- Release poster
- Directed by: Skye Borgman
- Produced by: Ross M. Dinerstein; Rebecca Evans;
- Cinematography: Bryan Gosline
- Edited by: Hans Ole Eicker
- Music by: Ian Hultquist
- Production companies: Campfire Studios; Terminal B TV;
- Distributed by: Netflix
- Release date: 29 August 2025;
- Running time: 94 minutes
- Country: United States
- Language: English

= Unknown Number: The High School Catfish =

2025 documentary film

Unknown Number: The High School Catfish is an American true crime documentary film directed by Skye Borgman and released to streaming on Netflix on August 29, 2025.

The documentary explores the events and investigation into an unknown person cyberbully and harassing teenagers in Beal City, Michigan using an unknown number via insults and sexual claims. It also explores the increasingly great impact of the harassment on the community, the eventual reveal of the culprit, and the trial that followed.

== Summary ==
Unknown Number tells the true story of American teenager Lauryn Licari and her then-boyfriend Owen McKenny, who began receiving harassing text messages from an unknown number in October 2020. The messages stopped, but began again persistently in September 2021 for over 15 months. The content of the messages was threatening, insulting, and bullying, with particular aim at Lauryn's appearance, as well as expressing a sexual interest in Owen. Lauryn and Owen's parents and school staff were concerned for their safety and reported the text messages to the police. An investigation was led by the Isabella County Sheriff, with support from police officers from Beal City and the FBI. The IP address for the phone number was eventually discovered, revealing the perpetrator to be Kendra Licari, Lauryn's mother, whose subsequent trial is also explored by the film.

== Cast and crew ==
Lauryn Licari and Owen McKenny were interviewed for the film, as well as their respective parents. Lauryn and Owen's high school friends were also interviewed, as well as some of the friends' parents.
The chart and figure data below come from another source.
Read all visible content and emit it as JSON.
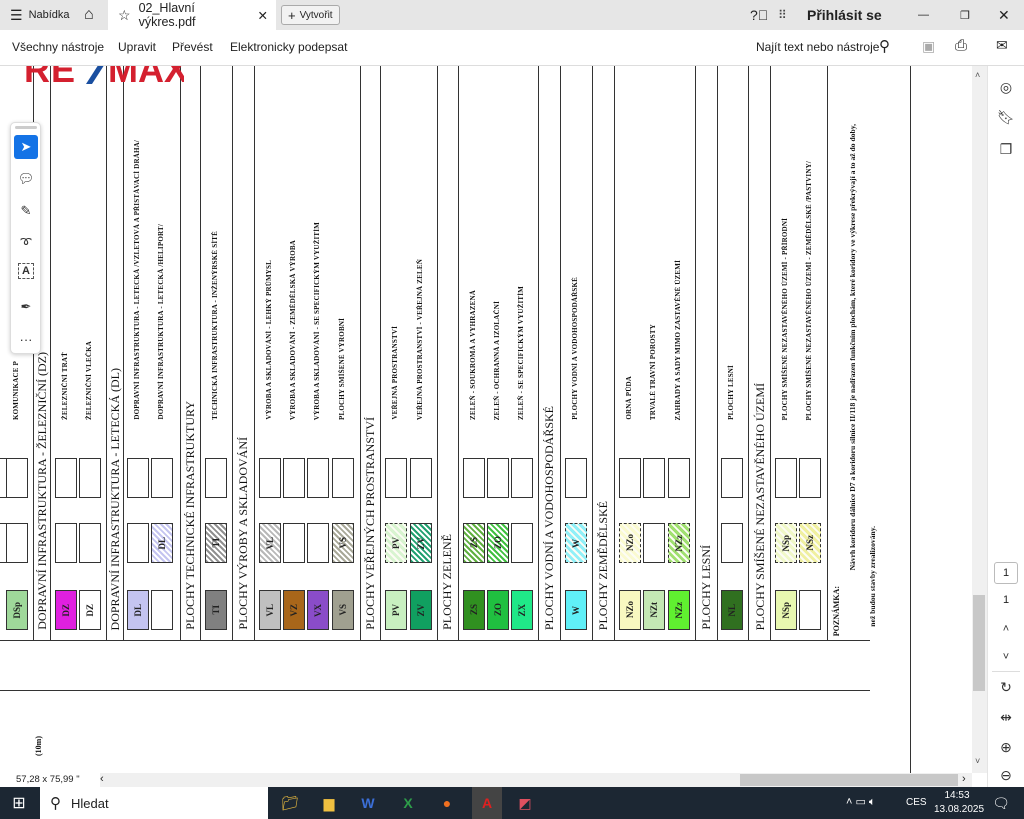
{
  "tabbar": {
    "menu_label": "Nabídka",
    "tab_title": "02_Hlavní výkres.pdf",
    "new_label": "Vytvořit",
    "signin": "Přihlásit se"
  },
  "menubar": {
    "items": [
      "Všechny nástroje",
      "Upravit",
      "Převést",
      "Elektronicky podepsat"
    ],
    "search": "Najít text nebo nástroje"
  },
  "logo": "RE/MAX",
  "legend": {
    "partial_label": "KOMUNIKACE P",
    "columns": [
      {
        "type": "item",
        "label": "KOMUNIKACE P",
        "b2": {
          "style": "empty"
        },
        "b3": {
          "code": "DSp",
          "color": "#9fd89a",
          "style": "fill"
        }
      },
      {
        "type": "header",
        "label": "DOPRAVNÍ INFRASTRUKTURA - ŽELEZNIČNÍ (DZ)"
      },
      {
        "type": "item",
        "label": "ŽELEZNIČNÍ TRAŤ",
        "b2": {
          "style": "empty"
        },
        "b3": {
          "code": "DZ",
          "color": "#e020e0",
          "style": "fill"
        }
      },
      {
        "type": "item",
        "label": "ŽELEZNIČNÍ VLEČKA",
        "b2": {
          "style": "empty"
        },
        "b3": {
          "code": "DZ",
          "color": "#ffffff",
          "style": "fill"
        }
      },
      {
        "type": "header",
        "label": "DOPRAVNÍ INFRASTRUKTURA - LETECKÁ (DL)"
      },
      {
        "type": "item",
        "label": "DOPRAVNÍ INFRASTRUKTURA - LETECKÁ /VZLETOVÁ A PŘISTÁVACÍ DRÁHA/",
        "b2": {
          "style": "empty"
        },
        "b3": {
          "code": "DL",
          "color": "#c4c4f0",
          "style": "fill"
        }
      },
      {
        "type": "item",
        "label": "DOPRAVNÍ INFRASTRUKTURA - LETECKÁ /HELIPORT/",
        "b2": {
          "code": "DL",
          "color": "#c4c4f0",
          "style": "hatch"
        },
        "b3": {
          "style": "empty"
        }
      },
      {
        "type": "header",
        "label": "PLOCHY TECHNICKÉ INFRASTRUKTURY"
      },
      {
        "type": "item",
        "label": "TECHNICKÁ INFRASTRUKTURA - INŽENÝRSKÉ SÍTĚ",
        "b2": {
          "code": "TI",
          "color": "#909090",
          "style": "hatch"
        },
        "b3": {
          "code": "TI",
          "color": "#808080",
          "style": "fill"
        }
      },
      {
        "type": "header",
        "label": "PLOCHY VÝROBY A SKLADOVÁNÍ"
      },
      {
        "type": "item",
        "label": "VÝROBA A SKLADOVÁNÍ - LEHKÝ PRŮMYSL",
        "b2": {
          "code": "VL",
          "color": "#b8b8b8",
          "style": "hatch"
        },
        "b3": {
          "code": "VL",
          "color": "#c0c0c0",
          "style": "fill"
        }
      },
      {
        "type": "item",
        "label": "VÝROBA A SKLADOVÁNÍ - ZEMĚDĚLSKÁ VÝROBA",
        "b2": {
          "style": "empty"
        },
        "b3": {
          "code": "VZ",
          "color": "#a8661a",
          "style": "fill"
        }
      },
      {
        "type": "item",
        "label": "VÝROBA A SKLADOVÁNÍ - SE SPECIFICKÝM VYUŽITÍM",
        "b2": {
          "style": "empty"
        },
        "b3": {
          "code": "VX",
          "color": "#8a4cc8",
          "style": "fill"
        }
      },
      {
        "type": "item",
        "label": "PLOCHY SMÍŠENÉ VÝROBNÍ",
        "b2": {
          "code": "VS",
          "color": "#a8a898",
          "style": "hatch"
        },
        "b3": {
          "code": "VS",
          "color": "#a0a090",
          "style": "fill"
        }
      },
      {
        "type": "header",
        "label": "PLOCHY VEŘEJNÝCH PROSTRANSTVÍ"
      },
      {
        "type": "item",
        "label": "VEŘEJNÁ PROSTRANSTVÍ",
        "b2": {
          "code": "PV",
          "color": "#d8f4d0",
          "style": "dashed"
        },
        "b3": {
          "code": "PV",
          "color": "#c8f0c0",
          "style": "fill"
        }
      },
      {
        "type": "item",
        "label": "VEŘEJNÁ PROSTRANSTVÍ - VEŘEJNÁ ZELEŇ",
        "b2": {
          "code": "ZV",
          "color": "#20a070",
          "style": "hatch"
        },
        "b3": {
          "code": "ZV",
          "color": "#10a060",
          "style": "fill"
        }
      },
      {
        "type": "header",
        "label": "PLOCHY ZELENĚ"
      },
      {
        "type": "item",
        "label": "ZELEŇ - SOUKROMÁ A VYHRAZENÁ",
        "b2": {
          "code": "ZS",
          "color": "#60b040",
          "style": "hatch"
        },
        "b3": {
          "code": "ZS",
          "color": "#309020",
          "style": "fill"
        }
      },
      {
        "type": "item",
        "label": "ZELEŇ - OCHRANNÁ A IZOLAČNÍ",
        "b2": {
          "code": "ZO",
          "color": "#40c040",
          "style": "hatch"
        },
        "b3": {
          "code": "ZO",
          "color": "#20c040",
          "style": "fill"
        }
      },
      {
        "type": "item",
        "label": "ZELEŇ - SE SPECIFICKÝM VYUŽITÍM",
        "b2": {
          "style": "empty"
        },
        "b3": {
          "code": "ZX",
          "color": "#20e888",
          "style": "fill"
        }
      },
      {
        "type": "header",
        "label": "PLOCHY VODNÍ A VODOHOSPODÁŘSKÉ"
      },
      {
        "type": "item",
        "label": "PLOCHY VODNÍ A VODOHOSPODÁŘSKÉ",
        "b2": {
          "code": "W",
          "color": "#90f0f8",
          "style": "dashed"
        },
        "b3": {
          "code": "W",
          "color": "#60f0f8",
          "style": "fill"
        }
      },
      {
        "type": "header",
        "label": "PLOCHY ZEMĚDĚLSKÉ"
      },
      {
        "type": "item",
        "label": "ORNÁ PŮDA",
        "b2": {
          "code": "NZo",
          "color": "#fafad0",
          "style": "dashed"
        },
        "b3": {
          "code": "NZo",
          "color": "#f8f8c0",
          "style": "fill"
        }
      },
      {
        "type": "item",
        "label": "TRVALÉ TRAVNÍ POROSTY",
        "b2": {
          "style": "empty"
        },
        "b3": {
          "code": "NZt",
          "color": "#c4e8b4",
          "style": "fill"
        }
      },
      {
        "type": "item",
        "label": "ZAHRADY A SADY MIMO ZASTAVĚNÉ ÚZEMÍ",
        "b2": {
          "code": "NZz",
          "color": "#a0e070",
          "style": "dashed"
        },
        "b3": {
          "code": "NZz",
          "color": "#60f030",
          "style": "fill"
        }
      },
      {
        "type": "header",
        "label": "PLOCHY LESNÍ"
      },
      {
        "type": "item",
        "label": "PLOCHY LESNÍ",
        "b2": {
          "style": "empty"
        },
        "b3": {
          "code": "NL",
          "color": "#307020",
          "style": "fill"
        }
      },
      {
        "type": "header",
        "label": "PLOCHY SMÍŠENÉ NEZASTAVĚNÉHO ÚZEMÍ"
      },
      {
        "type": "item",
        "label": "PLOCHY SMÍŠENÉ NEZASTAVĚNÉHO ÚZEMÍ - PŘÍRODNÍ",
        "b2": {
          "code": "NSp",
          "color": "#f0f8c8",
          "style": "dashed"
        },
        "b3": {
          "code": "NSp",
          "color": "#e8f8b0",
          "style": "fill"
        }
      },
      {
        "type": "item",
        "label": "PLOCHY SMÍŠENÉ NEZASTAVĚNÉHO ÚZEMÍ - ZEMĚDĚLSKÉ /PASTVINY/",
        "b2": {
          "code": "NSz",
          "color": "#f0f0a0",
          "style": "dashed"
        },
        "b3": {
          "style": "empty"
        }
      }
    ],
    "note_title": "POZNÁMKA:",
    "note_lines": [
      "Návrh koridoru dálnice D7 a koridoru silnice II/118 je nadřazen funkčním plochám, které koridory ve výkrese překrývají a to až do doby,",
      "než budou stavby zrealizovány."
    ],
    "scale_fragment": "(10m)"
  },
  "status": {
    "page_size": "57,28 x 75,99 \""
  },
  "pager": {
    "current": "1",
    "total": "1"
  },
  "taskbar": {
    "search": "Hledat",
    "lang": "CES",
    "time": "14:53",
    "date": "13.08.2025"
  }
}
The principal of their high school, Dan Boyer, was featured and interviews with the Sheriff, Mike Main, and FBI Liaison, Bradley Peter, were also included.

=== Crew ===

| Role | Crew |
|---|---|
| Executive producer | Skye Borgman, Tom Forman, Ross Girard, Alysia Sofios, Justin Sprague, Ariane Wu |
| Co-executive producer | Kasey Han, Will Mavronicolas, Mark McCune, Lindsey Savino |
| Producer | Ross M. Dinerstein, Rebecca Evans |
| Co-producer | Kaley Roberts |
| Composer | Ian Hultquist |
| Cinematographer | Bryan Gosline |
| Editor | Hans Ole Eicker |
| Casting director | Paul Sinacore |

== Reception ==

=== Viewership ===
In its first week of release, Unknown Number reached Netflix's Top 10 films globally.

=== Critical response ===

In Review Online was critical of the film's approach to the subject matter, writing "where is the line between examining human evil and exploiting child victims in order to satiate our culture's voyeuristic thirst for true crime entertainment? In Unknown Number, that line not only feels crossed, but it seems like we have plunged headlong down a dark abyss we never should have entered".

Decider recommended streaming the film and in a positive review said "it's enjoyable to try and unravel". The Guardian wrote that "this film is yet another remarkable and chilling cautionary tale of the digital age". TechRadar was positive about the film describing it as "incredibly disturbing" and encouraged viewers to "binge immediately".